Composition Different World seems to float in the clouds, dipping the listener into crystal sadness. Dizziness. While listening, you get the feeling that you have returned to distant childhood and began to rotate on the carousel for a long time, catching blurry sun glare with your eyes, when you are happy and do not know what to do (this is what the song says). And the melodiously regretful acoustic The Sorry State, with hysterical and warm vocals that mockingly heralds someone's downfall. Then the middle is interrupted by a hard rock guitar and "ricky-ticky" drums.

And the most important "So Say All Of You" is one of PT's coolest and most pushful songs, which should be included in 10 platinum songs of neo-prog since 1991. Incredible lyrics and a gloomy, hysterical, almost crying voice, as if tearing into an abyss and apocalyptic, like a burning sunset, mellotrons, coupled with cold hard drums and distorted guitars.
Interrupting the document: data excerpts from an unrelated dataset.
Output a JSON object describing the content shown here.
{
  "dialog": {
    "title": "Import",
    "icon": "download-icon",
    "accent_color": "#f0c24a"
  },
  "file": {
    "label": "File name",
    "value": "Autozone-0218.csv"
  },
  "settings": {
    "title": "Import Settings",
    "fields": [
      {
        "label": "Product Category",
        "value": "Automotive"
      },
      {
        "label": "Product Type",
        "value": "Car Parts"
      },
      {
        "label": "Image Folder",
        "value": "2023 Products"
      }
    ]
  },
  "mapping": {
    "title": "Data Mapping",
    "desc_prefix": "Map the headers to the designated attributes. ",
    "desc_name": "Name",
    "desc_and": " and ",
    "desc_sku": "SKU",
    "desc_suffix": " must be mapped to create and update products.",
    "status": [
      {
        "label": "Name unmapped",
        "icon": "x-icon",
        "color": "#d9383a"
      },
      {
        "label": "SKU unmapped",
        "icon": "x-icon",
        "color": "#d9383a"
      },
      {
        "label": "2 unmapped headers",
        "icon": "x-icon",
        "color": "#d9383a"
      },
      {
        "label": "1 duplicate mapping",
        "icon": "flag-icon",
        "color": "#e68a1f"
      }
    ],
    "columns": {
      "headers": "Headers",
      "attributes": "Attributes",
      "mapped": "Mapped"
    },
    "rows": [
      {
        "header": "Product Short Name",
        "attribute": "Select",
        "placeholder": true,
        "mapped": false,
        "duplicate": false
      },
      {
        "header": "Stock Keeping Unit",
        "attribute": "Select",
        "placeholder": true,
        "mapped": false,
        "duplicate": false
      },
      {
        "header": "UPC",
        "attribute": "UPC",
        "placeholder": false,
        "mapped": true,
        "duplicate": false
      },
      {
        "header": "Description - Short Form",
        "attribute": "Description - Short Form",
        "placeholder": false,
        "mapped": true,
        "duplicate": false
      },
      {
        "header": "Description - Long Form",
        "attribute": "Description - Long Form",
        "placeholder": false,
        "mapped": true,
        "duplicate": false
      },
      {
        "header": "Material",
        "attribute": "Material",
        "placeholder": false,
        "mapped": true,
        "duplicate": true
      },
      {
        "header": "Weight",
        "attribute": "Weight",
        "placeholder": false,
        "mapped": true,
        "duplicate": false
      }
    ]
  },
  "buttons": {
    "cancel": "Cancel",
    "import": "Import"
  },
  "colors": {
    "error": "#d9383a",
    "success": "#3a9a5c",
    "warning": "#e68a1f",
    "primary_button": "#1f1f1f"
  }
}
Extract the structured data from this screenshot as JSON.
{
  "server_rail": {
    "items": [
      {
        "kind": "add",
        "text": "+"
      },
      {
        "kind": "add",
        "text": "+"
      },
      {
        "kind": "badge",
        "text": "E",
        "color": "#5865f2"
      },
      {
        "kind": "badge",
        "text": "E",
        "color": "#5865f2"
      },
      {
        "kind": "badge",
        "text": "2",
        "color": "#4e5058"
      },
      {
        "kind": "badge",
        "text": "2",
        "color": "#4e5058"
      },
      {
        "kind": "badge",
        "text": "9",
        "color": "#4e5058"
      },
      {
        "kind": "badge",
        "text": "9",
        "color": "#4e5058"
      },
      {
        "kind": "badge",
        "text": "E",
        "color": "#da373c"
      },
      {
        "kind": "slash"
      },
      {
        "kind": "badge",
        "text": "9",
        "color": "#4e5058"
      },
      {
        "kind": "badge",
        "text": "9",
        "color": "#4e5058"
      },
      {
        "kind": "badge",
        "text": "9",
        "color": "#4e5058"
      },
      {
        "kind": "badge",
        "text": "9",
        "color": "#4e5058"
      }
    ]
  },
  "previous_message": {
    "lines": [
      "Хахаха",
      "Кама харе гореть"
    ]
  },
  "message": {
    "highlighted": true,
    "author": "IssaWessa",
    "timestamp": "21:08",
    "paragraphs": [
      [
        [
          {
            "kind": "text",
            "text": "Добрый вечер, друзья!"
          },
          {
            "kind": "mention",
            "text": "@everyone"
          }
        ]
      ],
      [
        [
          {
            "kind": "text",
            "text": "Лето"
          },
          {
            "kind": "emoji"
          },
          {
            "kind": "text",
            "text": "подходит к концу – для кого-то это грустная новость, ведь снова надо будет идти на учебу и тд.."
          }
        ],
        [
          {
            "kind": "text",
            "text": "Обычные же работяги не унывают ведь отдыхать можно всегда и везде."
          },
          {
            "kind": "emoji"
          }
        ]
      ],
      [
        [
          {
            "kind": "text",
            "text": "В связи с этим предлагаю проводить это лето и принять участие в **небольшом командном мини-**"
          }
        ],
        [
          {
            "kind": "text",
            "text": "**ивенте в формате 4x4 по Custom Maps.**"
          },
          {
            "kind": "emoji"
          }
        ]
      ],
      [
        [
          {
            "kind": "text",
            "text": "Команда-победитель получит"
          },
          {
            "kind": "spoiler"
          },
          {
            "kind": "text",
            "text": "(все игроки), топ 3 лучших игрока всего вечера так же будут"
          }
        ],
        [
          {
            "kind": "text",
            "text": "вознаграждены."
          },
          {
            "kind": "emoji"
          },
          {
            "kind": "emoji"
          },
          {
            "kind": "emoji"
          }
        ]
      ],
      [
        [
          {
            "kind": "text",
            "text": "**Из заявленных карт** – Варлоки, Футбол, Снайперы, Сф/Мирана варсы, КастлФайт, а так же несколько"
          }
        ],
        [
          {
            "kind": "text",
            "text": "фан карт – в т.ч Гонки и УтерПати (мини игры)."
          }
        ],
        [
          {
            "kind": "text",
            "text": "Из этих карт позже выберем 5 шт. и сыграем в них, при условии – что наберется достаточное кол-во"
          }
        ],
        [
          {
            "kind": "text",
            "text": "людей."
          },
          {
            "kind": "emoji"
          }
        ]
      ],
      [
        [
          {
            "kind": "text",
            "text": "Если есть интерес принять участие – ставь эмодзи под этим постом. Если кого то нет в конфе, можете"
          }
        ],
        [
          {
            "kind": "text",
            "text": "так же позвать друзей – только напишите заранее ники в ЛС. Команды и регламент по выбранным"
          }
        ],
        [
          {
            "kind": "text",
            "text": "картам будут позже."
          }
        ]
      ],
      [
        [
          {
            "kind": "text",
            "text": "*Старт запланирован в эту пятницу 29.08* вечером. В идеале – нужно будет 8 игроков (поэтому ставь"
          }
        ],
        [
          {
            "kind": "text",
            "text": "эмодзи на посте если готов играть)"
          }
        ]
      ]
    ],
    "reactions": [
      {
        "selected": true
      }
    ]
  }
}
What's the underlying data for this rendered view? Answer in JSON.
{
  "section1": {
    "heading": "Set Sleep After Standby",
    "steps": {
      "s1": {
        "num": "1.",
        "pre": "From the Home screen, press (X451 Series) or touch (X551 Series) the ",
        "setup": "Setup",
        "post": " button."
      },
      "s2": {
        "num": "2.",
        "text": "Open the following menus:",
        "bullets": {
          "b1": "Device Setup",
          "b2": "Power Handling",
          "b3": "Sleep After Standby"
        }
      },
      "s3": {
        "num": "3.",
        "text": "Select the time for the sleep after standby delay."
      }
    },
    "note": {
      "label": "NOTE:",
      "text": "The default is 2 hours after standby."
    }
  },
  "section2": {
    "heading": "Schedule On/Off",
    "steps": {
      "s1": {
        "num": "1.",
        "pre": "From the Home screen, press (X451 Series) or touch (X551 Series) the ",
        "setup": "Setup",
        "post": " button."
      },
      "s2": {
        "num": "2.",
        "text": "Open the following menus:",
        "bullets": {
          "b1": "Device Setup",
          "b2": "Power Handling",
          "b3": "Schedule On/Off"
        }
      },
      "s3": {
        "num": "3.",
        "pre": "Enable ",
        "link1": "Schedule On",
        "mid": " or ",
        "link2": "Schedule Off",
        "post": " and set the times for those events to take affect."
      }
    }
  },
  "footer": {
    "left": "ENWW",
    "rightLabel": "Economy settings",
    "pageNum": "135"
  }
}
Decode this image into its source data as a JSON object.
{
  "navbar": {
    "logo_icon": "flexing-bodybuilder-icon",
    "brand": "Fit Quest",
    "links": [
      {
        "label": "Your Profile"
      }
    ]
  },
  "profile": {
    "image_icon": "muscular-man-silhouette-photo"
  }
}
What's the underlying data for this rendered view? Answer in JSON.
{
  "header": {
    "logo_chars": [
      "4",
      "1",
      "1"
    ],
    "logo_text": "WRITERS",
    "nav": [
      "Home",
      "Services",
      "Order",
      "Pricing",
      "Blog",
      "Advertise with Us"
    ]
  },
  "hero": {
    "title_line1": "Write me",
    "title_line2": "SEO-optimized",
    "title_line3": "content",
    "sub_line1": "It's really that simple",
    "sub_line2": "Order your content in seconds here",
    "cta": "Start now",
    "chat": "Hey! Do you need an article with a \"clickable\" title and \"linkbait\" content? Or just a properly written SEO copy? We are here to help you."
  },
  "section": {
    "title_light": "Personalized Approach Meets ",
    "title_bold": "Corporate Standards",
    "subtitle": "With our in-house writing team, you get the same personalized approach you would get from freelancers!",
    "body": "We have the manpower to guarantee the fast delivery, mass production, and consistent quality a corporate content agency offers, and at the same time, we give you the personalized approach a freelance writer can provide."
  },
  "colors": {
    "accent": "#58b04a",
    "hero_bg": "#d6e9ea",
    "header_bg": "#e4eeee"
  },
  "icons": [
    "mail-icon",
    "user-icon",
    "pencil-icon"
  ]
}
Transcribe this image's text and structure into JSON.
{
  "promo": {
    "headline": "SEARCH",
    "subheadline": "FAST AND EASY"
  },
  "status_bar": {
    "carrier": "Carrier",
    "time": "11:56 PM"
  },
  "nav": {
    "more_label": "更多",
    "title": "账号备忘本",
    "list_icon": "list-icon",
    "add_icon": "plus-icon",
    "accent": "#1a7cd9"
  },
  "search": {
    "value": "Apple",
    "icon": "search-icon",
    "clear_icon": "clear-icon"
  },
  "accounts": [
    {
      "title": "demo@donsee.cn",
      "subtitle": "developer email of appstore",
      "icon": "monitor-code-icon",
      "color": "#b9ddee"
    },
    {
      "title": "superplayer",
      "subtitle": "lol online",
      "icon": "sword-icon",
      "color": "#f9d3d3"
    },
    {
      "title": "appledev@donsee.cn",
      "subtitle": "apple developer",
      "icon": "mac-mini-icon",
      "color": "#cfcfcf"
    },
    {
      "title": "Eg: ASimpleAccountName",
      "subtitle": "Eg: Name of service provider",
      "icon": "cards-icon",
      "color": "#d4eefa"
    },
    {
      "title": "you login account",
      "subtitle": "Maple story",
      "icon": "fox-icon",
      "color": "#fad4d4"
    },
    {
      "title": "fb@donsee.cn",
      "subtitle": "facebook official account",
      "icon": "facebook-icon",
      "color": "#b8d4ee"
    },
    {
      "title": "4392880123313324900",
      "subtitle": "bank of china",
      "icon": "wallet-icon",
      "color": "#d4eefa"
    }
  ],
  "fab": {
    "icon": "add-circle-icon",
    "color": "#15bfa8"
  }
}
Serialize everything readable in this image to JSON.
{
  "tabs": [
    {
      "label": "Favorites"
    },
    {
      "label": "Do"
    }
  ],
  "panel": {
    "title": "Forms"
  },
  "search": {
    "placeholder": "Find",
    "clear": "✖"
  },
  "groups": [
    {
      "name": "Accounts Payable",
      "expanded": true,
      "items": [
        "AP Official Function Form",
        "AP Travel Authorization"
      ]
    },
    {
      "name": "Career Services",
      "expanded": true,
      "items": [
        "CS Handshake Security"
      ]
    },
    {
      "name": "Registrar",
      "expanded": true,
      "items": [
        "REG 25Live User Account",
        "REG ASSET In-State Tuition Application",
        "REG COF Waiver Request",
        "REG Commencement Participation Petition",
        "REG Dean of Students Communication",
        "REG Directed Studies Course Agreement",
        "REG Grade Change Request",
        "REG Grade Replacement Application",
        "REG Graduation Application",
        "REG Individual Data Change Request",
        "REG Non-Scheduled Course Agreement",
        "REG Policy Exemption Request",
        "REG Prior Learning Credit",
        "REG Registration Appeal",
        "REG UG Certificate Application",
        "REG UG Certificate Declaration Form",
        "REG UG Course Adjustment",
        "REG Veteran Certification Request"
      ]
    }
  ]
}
All this creates an amazing feeling of falling into the abyss, while done so masterfully and voluminously that it becomes a little creepy. And at the end of the 14-minute epic "Too Much Too lose", which I do not recommend listening to alone. The beginning is quite positive and non-binding - it can make you fall asleep, but by the middle of the composition, the music is flooded with such eerie and ominous notes that it can fit into a terrible art house. In the future, all this gradually develops into a tough psychedelic apocalypse, with incredible guitar and drum sketches. It's like early Pink Floyd merged with Muse, only on a subtler path.

In other words, the album allows you to transfer the group from the category of "second-rate" to rock monsters: gentle, beautiful, melodic and dark, cruel, aggressive, complex in one bottle. As befits thinkers from prog music.